Karnes County Immigration Processing Center
- Location: Karnes City, Texas; 28°53′02″N 97°54′54″W﻿ / ﻿28.884°N 97.915°W;
- Status: Operational
- Security class: Dedicated Migrant Detention Center
- Population: 1199 (FY 2026 (YTD))
- Opened: FY 2022
- Former name: Karnes County Residential Center, Karnes County Civil Detention Center
- Managed by: GEO Group

= Karnes County Immigration Processing Center =

Immigration detention center in Texas, US

The Karnes County Immigration Processing Center is a privately operated detention facility located in Karnes City, Texas, run by the GEO Group to house detainees for the U.S. Immigration and Customs Enforcement (ICE). It has variously housed adult men, adult women and immigrant families at different times since its opening in 2012.

== Design ==
The privately operated center is run by the GEO Group, which also constructed it in from 2011 to 2012. The facility opened in 2012 as the Karnes County Civil Detention Center. It operates as a public-private partnership involving the Karnes County government, ICE and the GEO Group.

The facility was designed as part of an Obama administration reform initiative to make detention facilities less like jails. This led to design choices including brighter colors, relaxed uniforms for guards, who were given the title of "residential advisers," recreational sports facilities, and on-site courtrooms for remote immigration court hearings. While ICE leadership pledged the facility would be fundamentally different from prison, the ACLU opposed allowing a private prison corporation to run the facility.

== History ==
On July 11, 2014, the Karnes County facility was re-designated a family detention center in response to an influx of migrant families to the US border. It was renamed the Karnes Residential Center. Family units composed of women and their children began arriving in August 2014. In December 2014, the number of beds at the facility was increased from 532 to 1,158. During this period, family stays in immigration detention were frequently longer than one month, and sometimes over a year. More than half of detained children were under seven years old, and many were breastfeeding infants.

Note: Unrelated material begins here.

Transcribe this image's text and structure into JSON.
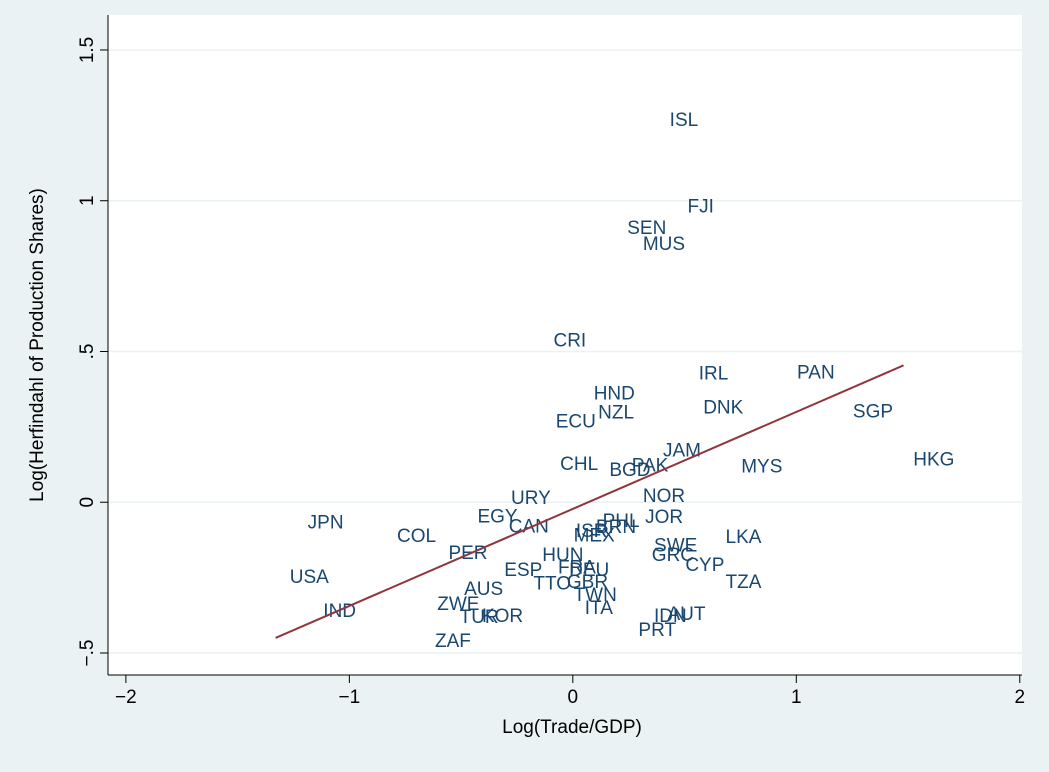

An American Bar Association report described the detention practices: "The facility is a secure lockdown detention center run with a rigid schedule, including set meal times, wake-up and lights-out times, and multiple body counts and room checks during the day and night. The facility is not licensed for the care of children, and the guards are not trained to address either the needs of mothers and children seeking asylum or trauma survivors." It concluded that "residents of these facilities live in prison-like conditions."

In March 2019, ICE moved to repurpose the Karnes County facility again, this time to primarily hold adult women; its family detention population was reduced from 563 people in early March to 25 people in April. The Biden administration ended family detention in 2021.

In March 2025, ICE and the GEO Group agreed to make the Karnes facility into a family detention center again as part of toughened immigration policies under the second Trump administration. As of March 2025, the facility has a capacity of 1,328 beds, and held an average of 1,199 immigrants per night from October 2025 to March 2026.